We are lucky enough to have one under the house...that one was diverted to run fresh water down to the hens. One of the others wound up in the garden. It just causes a wet area. It's not swampy, just wet. The water is about 6 inches down. Picture having your feet in a pool of water all day. That is what was happening to the plants...not good growing conditions. A little rain and well it was MUD.
So we tried a couple of odd things last year because we are really thrifty. No one in this house wanted to spend any real cash on something fancy like raised beds to get the plants out of the water with dry feet.
This was the pallets...we grew lettuce. It grew fine but not as big as if they were in the dirt....
Then there were the haybales...The idea came highly recommended and we had plenty of hay...well, not so great either. You can see them to the right of the pallet experiment... After much discussion and bargaining.

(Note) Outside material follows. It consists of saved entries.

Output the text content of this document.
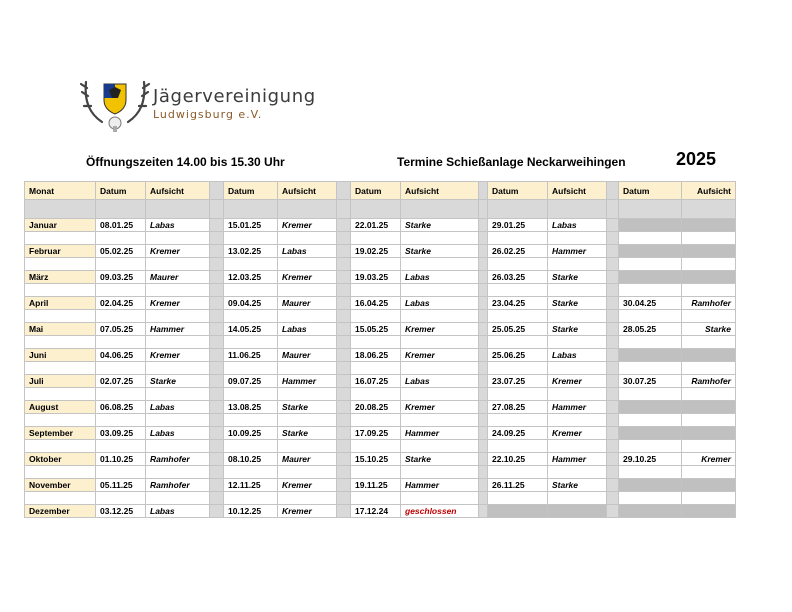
Jägervereinigung
Ludwigsburg e.V.
Öffnungszeiten 14.00 bis 15.30 Uhr	Termine Schießanlage Neckarweihingen	2025
Monat	Datum	Aufsicht		Datum	Aufsicht		Datum	Aufsicht		Datum	Aufsicht		Datum	Aufsicht

Januar	08.01.25	Labas		15.01.25	Kremer		22.01.25	Starke		29.01.25	Labas			

Februar	05.02.25	Kremer		13.02.25	Labas		19.02.25	Starke		26.02.25	Hammer			

März	09.03.25	Maurer		12.03.25	Kremer		19.03.25	Labas		26.03.25	Starke			

April	02.04.25	Kremer		09.04.25	Maurer		16.04.25	Labas		23.04.25	Starke		30.04.25	Ramhofer

Mai	07.05.25	Hammer		14.05.25	Labas		15.05.25	Kremer		25.05.25	Starke		28.05.25	Starke

Juni	04.06.25	Kremer		11.06.25	Maurer		18.06.25	Kremer		25.06.25	Labas			

Juli	02.07.25	Starke		09.07.25	Hammer		16.07.25	Labas		23.07.25	Kremer		30.07.25	Ramhofer

August	06.08.25	Labas		13.08.25	Starke		20.08.25	Kremer		27.08.25	Hammer			

September	03.09.25	Labas		10.09.25	Starke		17.09.25	Hammer		24.09.25	Kremer			

Oktober	01.10.25	Ramhofer		08.10.25	Maurer		15.10.25	Starke		22.10.25	Hammer		29.10.25	Kremer

November	05.11.25	Ramhofer		12.11.25	Kremer		19.11.25	Hammer		26.11.25	Starke			

Dezember	03.12.25	Labas		10.12.25	Kremer		17.12.24	geschlossen						
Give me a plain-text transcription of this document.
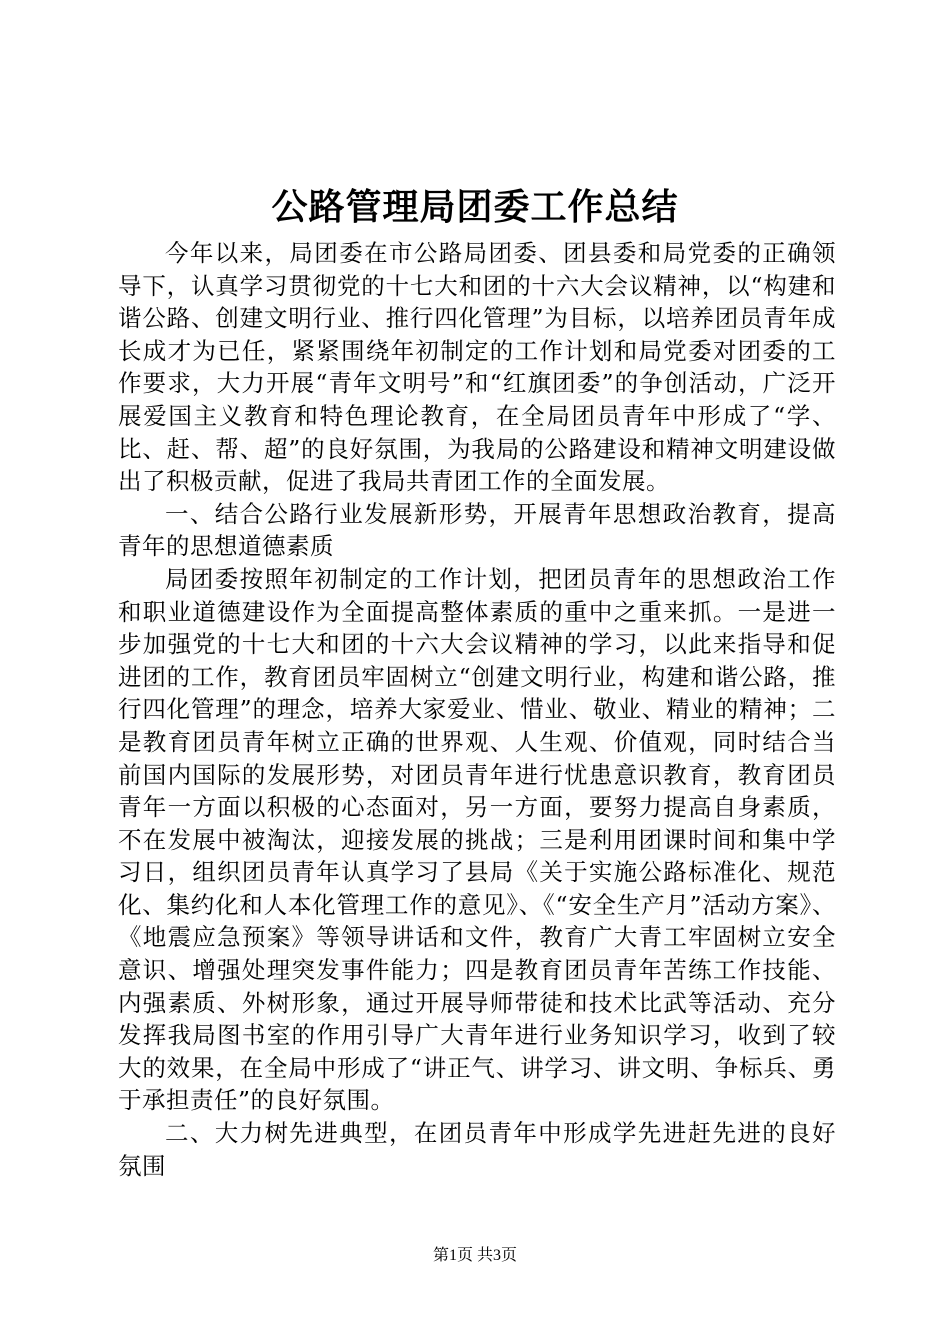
公路管理局团委工作总结

今年以来，局团委在市公路局团委、团县委和局党委的正确领导下，认真学习贯彻党的十七大和团的十六大会议精神，以“构建和谐公路、创建文明行业、推行四化管理”为目标，以培养团员青年成长成才为已任，紧紧围绕年初制定的工作计划和局党委对团委的工作要求，大力开展“青年文明号”和“红旗团委”的争创活动，广泛开展爱国主义教育和特色理论教育，在全局团员青年中形成了“学、比、赶、帮、超”的良好氛围，为我局的公路建设和精神文明建设做出了积极贡献，促进了我局共青团工作的全面发展。

一、结合公路行业发展新形势，开展青年思想政治教育，提高青年的思想道德素质

局团委按照年初制定的工作计划，把团员青年的思想政治工作和职业道德建设作为全面提高整体素质的重中之重来抓。一是进一步加强党的十七大和团的十六大会议精神的学习，以此来指导和促进团的工作，教育团员牢固树立“创建文明行业，构建和谐公路，推行四化管理”的理念，培养大家爱业、惜业、敬业、精业的精神；二是教育团员青年树立正确的世界观、人生观、价值观，同时结合当前国内国际的发展形势，对团员青年进行忧患意识教育，教育团员青年一方面以积极的心态面对，另一方面，要努力提高自身素质，不在发展中被淘汰，迎接发展的挑战；三是利用团课时间和集中学习日，组织团员青年认真学习了县局《关于实施公路标准化、规范化、集约化和人本化管理工作的意见》、《“安全生产月”活动方案》、《地震应急预案》等领导讲话和文件，教育广大青工牢固树立安全意识、增强处理突发事件能力；四是教育团员青年苦练工作技能、内强素质、外树形象，通过开展导师带徒和技术比武等活动、充分发挥我局图书室的作用引导广大青年进行业务知识学习，收到了较大的效果，在全局中形成了“讲正气、讲学习、讲文明、争标兵、勇于承担责任”的良好氛围。

二、大力树先进典型，在团员青年中形成学先进赶先进的良好氛围

第1页 共3页
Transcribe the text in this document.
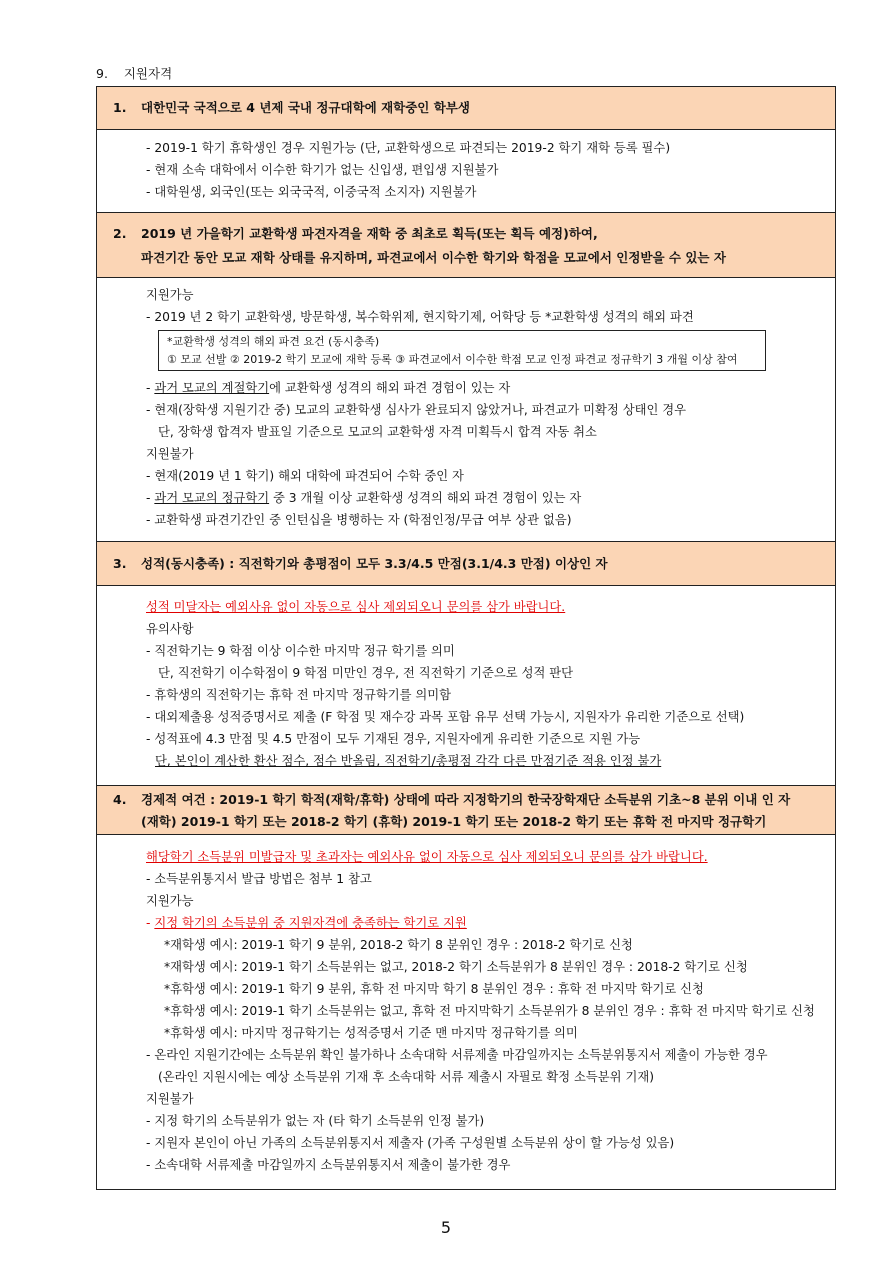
9. 지원자격
1. 대한민국 국적으로 4 년제 국내 정규대학에 재학중인 학부생
- 2019-1 학기 휴학생인 경우 지원가능 (단, 교환학생으로 파견되는 2019-2 학기 재학 등록 필수)
- 현재 소속 대학에서 이수한 학기가 없는 신입생, 편입생 지원불가
- 대학원생, 외국인(또는 외국국적, 이중국적 소지자) 지원불가
2. 2019 년 가을학기 교환학생 파견자격을 재학 중 최초로 획득(또는 획득 예정)하여,
파견기간 동안 모교 재학 상태를 유지하며, 파견교에서 이수한 학기와 학점을 모교에서 인정받을 수 있는 자
지원가능
- 2019 년 2 학기 교환학생, 방문학생, 복수학위제, 현지학기제, 어학당 등 *교환학생 성격의 해외 파견
*교환학생 성격의 해외 파견 요건 (동시충족)
① 모교 선발 ② 2019-2 학기 모교에 재학 등록 ③ 파견교에서 이수한 학점 모교 인정 파견교 정규학기 3 개월 이상 참여
- 과거 모교의 계절학기에 교환학생 성격의 해외 파견 경험이 있는 자
- 현재(장학생 지원기간 중) 모교의 교환학생 심사가 완료되지 않았거나, 파견교가 미확정 상태인 경우
단, 장학생 합격자 발표일 기준으로 모교의 교환학생 자격 미획득시 합격 자동 취소
지원불가
- 현재(2019 년 1 학기) 해외 대학에 파견되어 수학 중인 자
- 과거 모교의 정규학기 중 3 개월 이상 교환학생 성격의 해외 파견 경험이 있는 자
- 교환학생 파견기간인 중 인턴십을 병행하는 자 (학점인정/무급 여부 상관 없음)
3. 성적(동시충족) : 직전학기와 총평점이 모두 3.3/4.5 만점(3.1/4.3 만점) 이상인 자
성적 미달자는 예외사유 없이 자동으로 심사 제외되오니 문의를 삼가 바랍니다.
유의사항
- 직전학기는 9 학점 이상 이수한 마지막 정규 학기를 의미
단, 직전학기 이수학점이 9 학점 미만인 경우, 전 직전학기 기준으로 성적 판단
- 휴학생의 직전학기는 휴학 전 마지막 정규학기를 의미함
- 대외제출용 성적증명서로 제출 (F 학점 및 재수강 과목 포함 유무 선택 가능시, 지원자가 유리한 기준으로 선택)
- 성적표에 4.3 만점 및 4.5 만점이 모두 기재된 경우, 지원자에게 유리한 기준으로 지원 가능
단, 본인이 계산한 환산 점수, 점수 반올림, 직전학기/총평점 각각 다른 만점기준 적용 인정 불가
4. 경제적 여건 : 2019-1 학기 학적(재학/휴학) 상태에 따라 지정학기의 한국장학재단 소득분위 기초~8 분위 이내 인 자
(재학) 2019-1 학기 또는 2018-2 학기 (휴학) 2019-1 학기 또는 2018-2 학기 또는 휴학 전 마지막 정규학기
해당학기 소득분위 미발급자 및 초과자는 예외사유 없이 자동으로 심사 제외되오니 문의를 삼가 바랍니다.
- 소득분위통지서 발급 방법은 첨부 1 참고
지원가능
- 지정 학기의 소득분위 중 지원자격에 충족하는 학기로 지원
*재학생 예시: 2019-1 학기 9 분위, 2018-2 학기 8 분위인 경우 : 2018-2 학기로 신청
*재학생 예시: 2019-1 학기 소득분위는 없고, 2018-2 학기 소득분위가 8 분위인 경우 : 2018-2 학기로 신청
*휴학생 예시: 2019-1 학기 9 분위, 휴학 전 마지막 학기 8 분위인 경우 : 휴학 전 마지막 학기로 신청
*휴학생 예시: 2019-1 학기 소득분위는 없고, 휴학 전 마지막학기 소득분위가 8 분위인 경우 : 휴학 전 마지막 학기로 신청
*휴학생 예시: 마지막 정규학기는 성적증명서 기준 맨 마지막 정규학기를 의미
- 온라인 지원기간에는 소득분위 확인 불가하나 소속대학 서류제출 마감일까지는 소득분위통지서 제출이 가능한 경우
(온라인 지원시에는 예상 소득분위 기재 후 소속대학 서류 제출시 자필로 확정 소득분위 기재)
지원불가
- 지정 학기의 소득분위가 없는 자 (타 학기 소득분위 인정 불가)
- 지원자 본인이 아닌 가족의 소득분위통지서 제출자 (가족 구성원별 소득분위 상이 할 가능성 있음)
- 소속대학 서류제출 마감일까지 소득분위통지서 제출이 불가한 경우
5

He agreed to do the raised beds...He went out in super cold February and started to build them.
The peanut gallery of course came out to watch just in case we had some vegetables or melons to throw their way. It's kind of funny to watch the cows in the winter standing at the garden fence hoping for a fresh Jersey tomato to get tossed their way. Silly cows don't have calendars. John bought the lumber, and we positioned them on top of the landscape fabric. He built lovely 10 inch deep boxes. Then we cut the fabric out of the middles...
The lumber wasn't cheap for this many large boxes but the real cost was being delivered by tandem trucks...45 cubic yards of mushroom compost and another 45 cubic yards of topsoil. Thank goodness we have a nice medium sized tractor with a front end loader.
An inch of wood chips on the bottom was dumped in. Then we added three inches of mushroom compost. John loaded in another 4 or 5 inches of top soil...and we mixed it up a bit.
I will be using these for 'square foot gardening'. They will need to be watered more than the ground level plantings and we will have to compost into them more directly. The soil in them will deplete faster than the ground.
There will be plantings of lettuces, escarole, swiss chard, chois, Asian greens, and more. I planted three boxes already and they are mulched on top with mushroom compost.
Things are really slow growing though because it has been so very cold and the soil isn't really warmed up yet. As soon as these beds are full of gorgeous greens I will post a few pictures,
Online resources: We used none. I wish I could point you somewhere but not this time. I filled them with a limited concept of lasagne gardening. If you google it, it is a wonderful way to compost and grow things. The only problem was that we were starting in February and not last fall. We had to take a few shortcuts.
I just used John's ingenuity, back breaking labor and my checkbook.